Mesmo com o ruído da água fria que o despertava, escutou os gritos do pai reclamando o café que ainda não fora posto. O homem, vinte anos mais velho que a esposa, era ignorante e bruto com os de casa, mas se empenhava em ser gentil com os amigos. Sua admiração toda era para outros homens; para a mulher e o filho afeminado, restavam truculência e desprezo.

Inês suportava os abusos do marido pelo filho e nada mais. Interpretava bem o papel de mulher obediente, mas seu interior fervia de aversão ao velho e, na mesma medida, transbordava de afeto pelo único filho, uma figura solitária que parecia não haver encontrado seu lugar no mundo. Catorze anos eram tempo demais para o casamento que apenas sobrevivia, e mais ainda para o menino cuja vida não tinha muita cor.

Leo, apesar de tudo, tentava. Queria convencer seu pai de que era um bom filho. Sem amigos, passava o tempo livre estudando para ter boas notas e, quando estava sozinho, desenhava vestidos e sapatos para coleções e desfiles imaginários. Escondia as folhas e só as mostrava para a mãe, que, orgulhosa, prometia um dia ensiná-lo a costurar.

— Mas o primeiro vestido tem que ser pra mim — exigia Inês.

Leo terminou de se aprontar e foi à cozinha tomar café. O pai estava vendo o jornal da manhã e mal notou a entrada do filho.

— Bom dia, pai.

— Hmm.

Afeito à quase nula comunicação entre os dois, Leo não se importou com o descaso e pôs-se a comer. Despediu-se do pai com um aceno e da mãe com um beijo, e correu até o ponto de ônibus em direção à escola.

Assim que o marido saiu para o trabalho, Inês correu até o quarto e abriu um baú que escondia entre as calcinhas. A peça encerrava o dinheiro para comprar o presente de aniversário do filho, dali a um dia. Vibrou de alegria ao imaginar a surpresa do menino ao chegar da escola e encontrar a máquina de costura com que tanto sonhava.

No fim da tarde, Leo entrou no ônibus para voltar para casa. No caminho, olhava pelo vidro as pessoas passarem na rua e, como sempre, tentava imaginar como eram suas vidas. Será que seus pais se orgulhavam delas? Será que precisavam ocultar uma parte de suas existências para não desagradarem aqueles que podiam lhes fazer mal?

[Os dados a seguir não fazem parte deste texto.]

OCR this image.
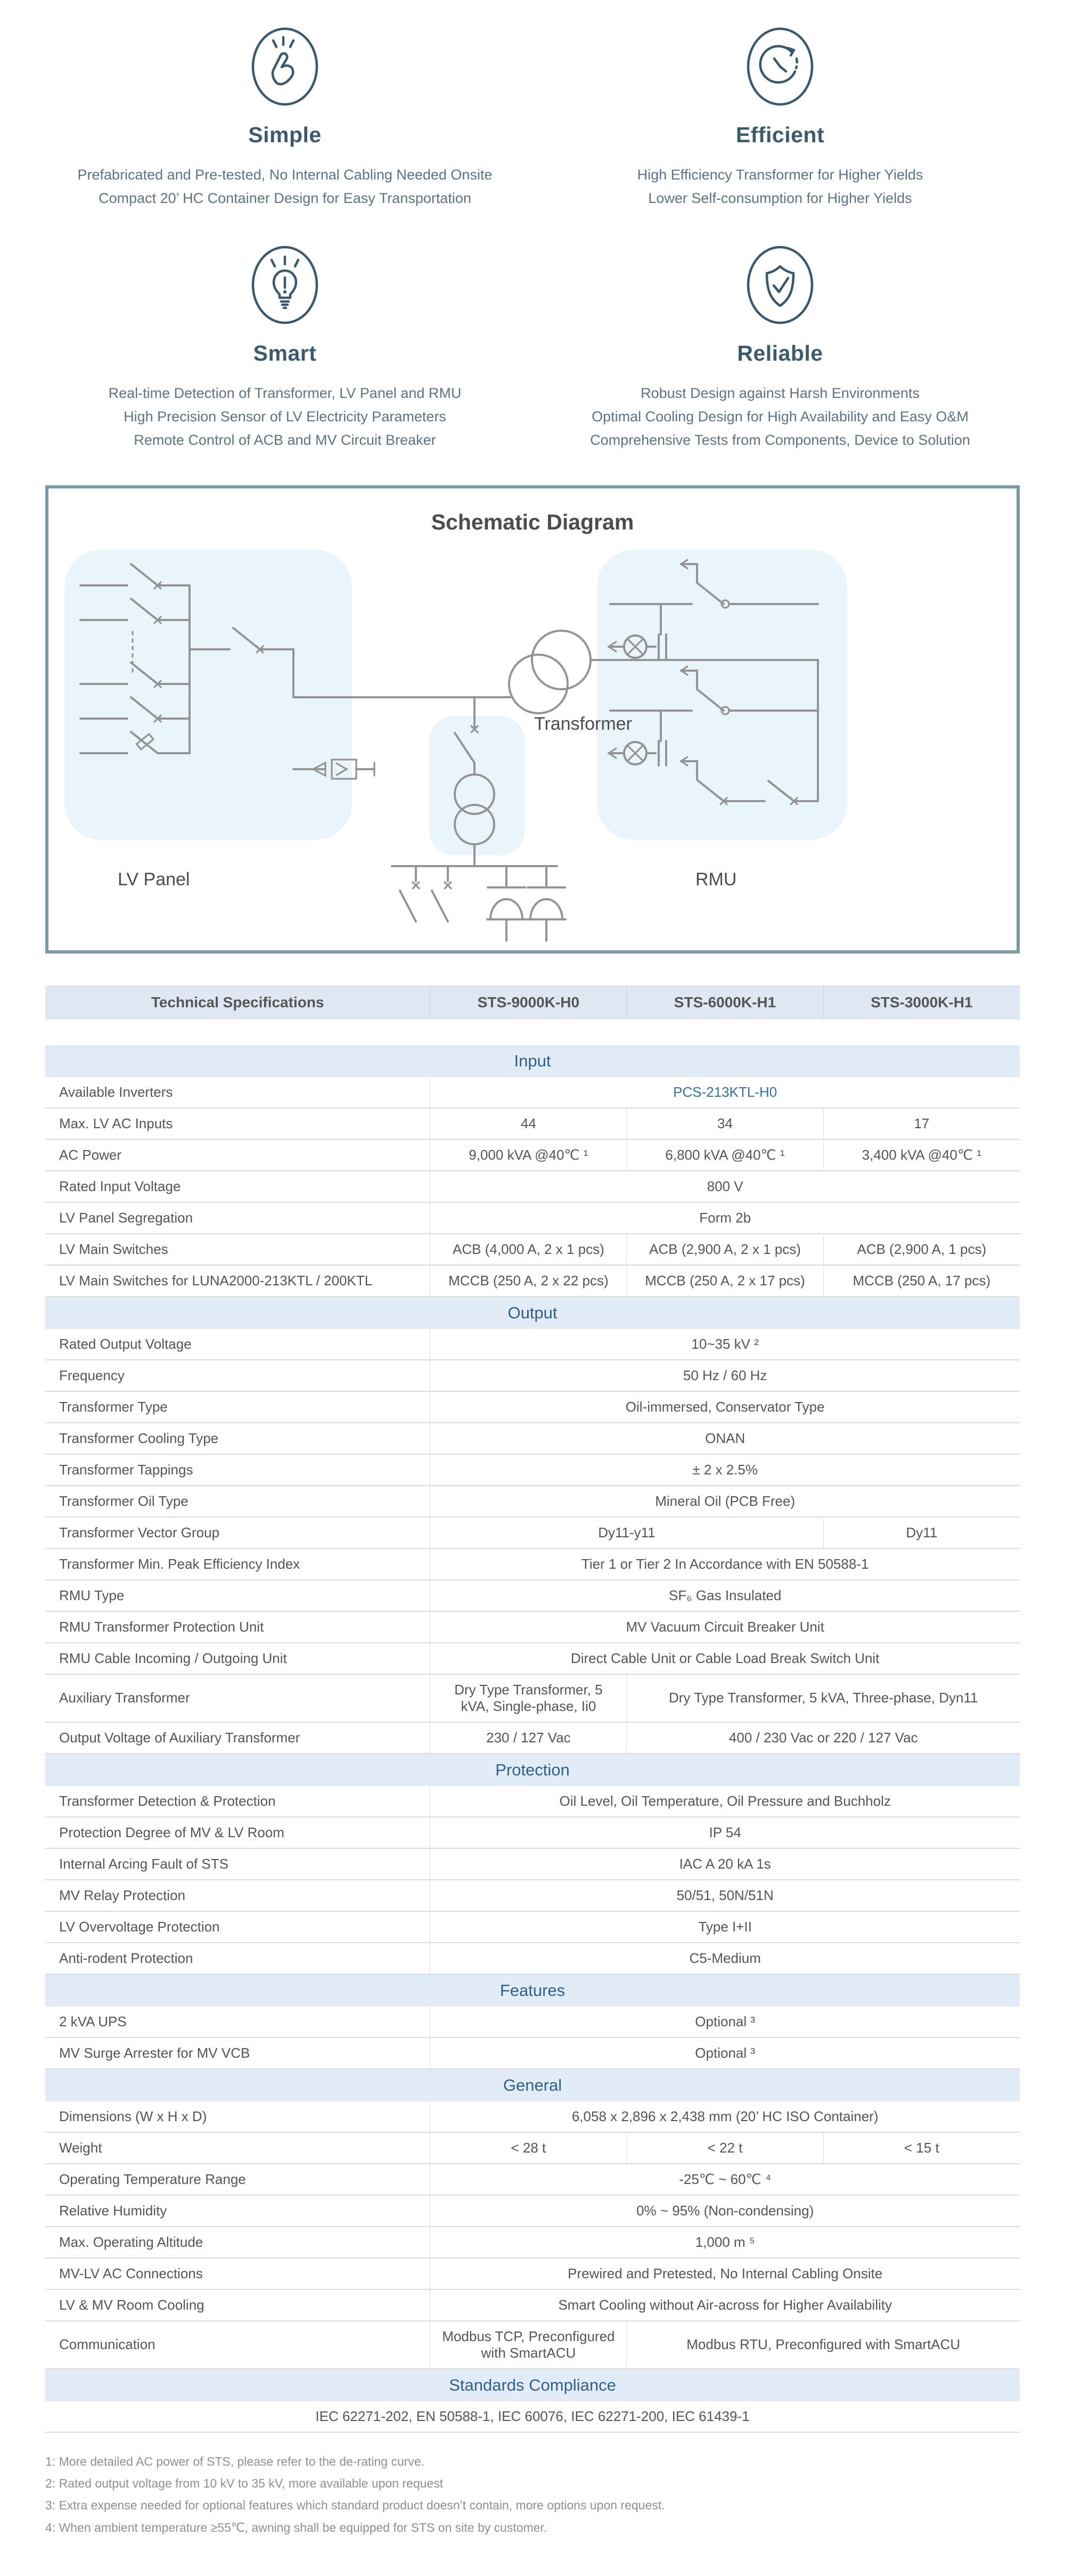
Simple
Prefabricated and Pre-tested, No Internal Cabling Needed Onsite
Compact 20’ HC Container Design for Easy Transportation
Efficient
High Efficiency Transformer for Higher Yields
Lower Self-consumption for Higher Yields
Smart
Real-time Detection of Transformer, LV Panel and RMU
High Precision Sensor of LV Electricity Parameters
Remote Control of ACB and MV Circuit Breaker
Reliable
Robust Design against Harsh Environments
Optimal Cooling Design for High Availability and Easy O&M
Comprehensive Tests from Components, Device to Solution
Schematic Diagram
Transformer
LV Panel	RMU
Technical Specifications	STS-9000K-H0	STS-6000K-H1	STS-3000K-H1
Input			
Available Inverters	PCS-213KTL-H0		
Max. LV AC Inputs	44	34	17
AC Power	9,000 kVA @40℃ ¹	6,800 kVA @40℃ ¹	3,400 kVA @40℃ ¹
Rated Input Voltage	800 V		
LV Panel Segregation	Form 2b		
LV Main Switches	ACB (4,000 A, 2 x 1 pcs)	ACB (2,900 A, 2 x 1 pcs)	ACB (2,900 A, 1 pcs)
LV Main Switches for LUNA2000-213KTL / 200KTL	MCCB (250 A, 2 x 22 pcs)	MCCB (250 A, 2 x 17 pcs)	MCCB (250 A, 17 pcs)
Output			
Rated Output Voltage	10~35 kV ²		
Frequency	50 Hz / 60 Hz		
Transformer Type	Oil-immersed, Conservator Type		
Transformer Cooling Type	ONAN		
Transformer Tappings	± 2 x 2.5%		
Transformer Oil Type	Mineral Oil (PCB Free)		
Transformer Vector Group	Dy11-y11		Dy11
Transformer Min. Peak Efficiency Index	Tier 1 or Tier 2 In Accordance with EN 50588-1		
RMU Type	SF₆ Gas Insulated		
RMU Transformer Protection Unit	MV Vacuum Circuit Breaker Unit		
RMU Cable Incoming / Outgoing Unit	Direct Cable Unit or Cable Load Break Switch Unit		
Auxiliary Transformer	Dry Type Transformer, 5 kVA, Single-phase, Ii0	Dry Type Transformer, 5 kVA, Three-phase, Dyn11	
Output Voltage of Auxiliary Transformer	230 / 127 Vac	400 / 230 Vac or 220 / 127 Vac	
Protection			
Transformer Detection & Protection	Oil Level, Oil Temperature, Oil Pressure and Buchholz		
Protection Degree of MV & LV Room	IP 54		
Internal Arcing Fault of STS	IAC A 20 kA 1s		
MV Relay Protection	50/51, 50N/51N		
LV Overvoltage Protection	Type I+II		
Anti-rodent Protection	C5-Medium		
Features			
2 kVA UPS	Optional ³		
MV Surge Arrester for MV VCB	Optional ³		
General			
Dimensions (W x H x D)	6,058 x 2,896 x 2,438 mm (20’ HC ISO Container)		
Weight	< 28 t	< 22 t	< 15 t
Operating Temperature Range	-25℃ ~ 60℃ ⁴		
Relative Humidity	0% ~ 95% (Non-condensing)		
Max. Operating Altitude	1,000 m ⁵		
MV-LV AC Connections	Prewired and Pretested, No Internal Cabling Onsite		
LV & MV Room Cooling	Smart Cooling without Air-across for Higher Availability		
Communication	Modbus TCP, Preconfigured with SmartACU	Modbus RTU, Preconfigured with SmartACU	
Standards Compliance			
IEC 62271-202, EN 50588-1, IEC 60076, IEC 62271-200, IEC 61439-1			
1: More detailed AC power of STS, please refer to the de-rating curve.
2: Rated output voltage from 10 kV to 35 kV, more available upon request
3: Extra expense needed for optional features which standard product doesn’t contain, more options upon request.
4: When ambient temperature ≥55℃, awning shall be equipped for STS on site by customer.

A noite já começava a vestir o céu de cobalto quando Leo chegou. Foi em um segundo, e antes que pudesse ver, que um motorista delirante invadiu a calçada com o carro. Leo o viu se aproximar, mas não reagiu. Enquanto o corpo era prensado contra o muro, a escuridão, velha amiga, envolveu-o em um abraço e o levou para sempre.

Os dias que se seguiram foram os piores da vida de Inês. Seu seguir em frente lhe fora roubado. Curiosamente, o marido havia se tornado um apoio, mas ela não se enganava: as lágrimas do velho não eram de tristeza, senão de remorso. O acidente o fez encontrar dentro de si amor pelo filho, mas agora não havia o que fazer com esse amor.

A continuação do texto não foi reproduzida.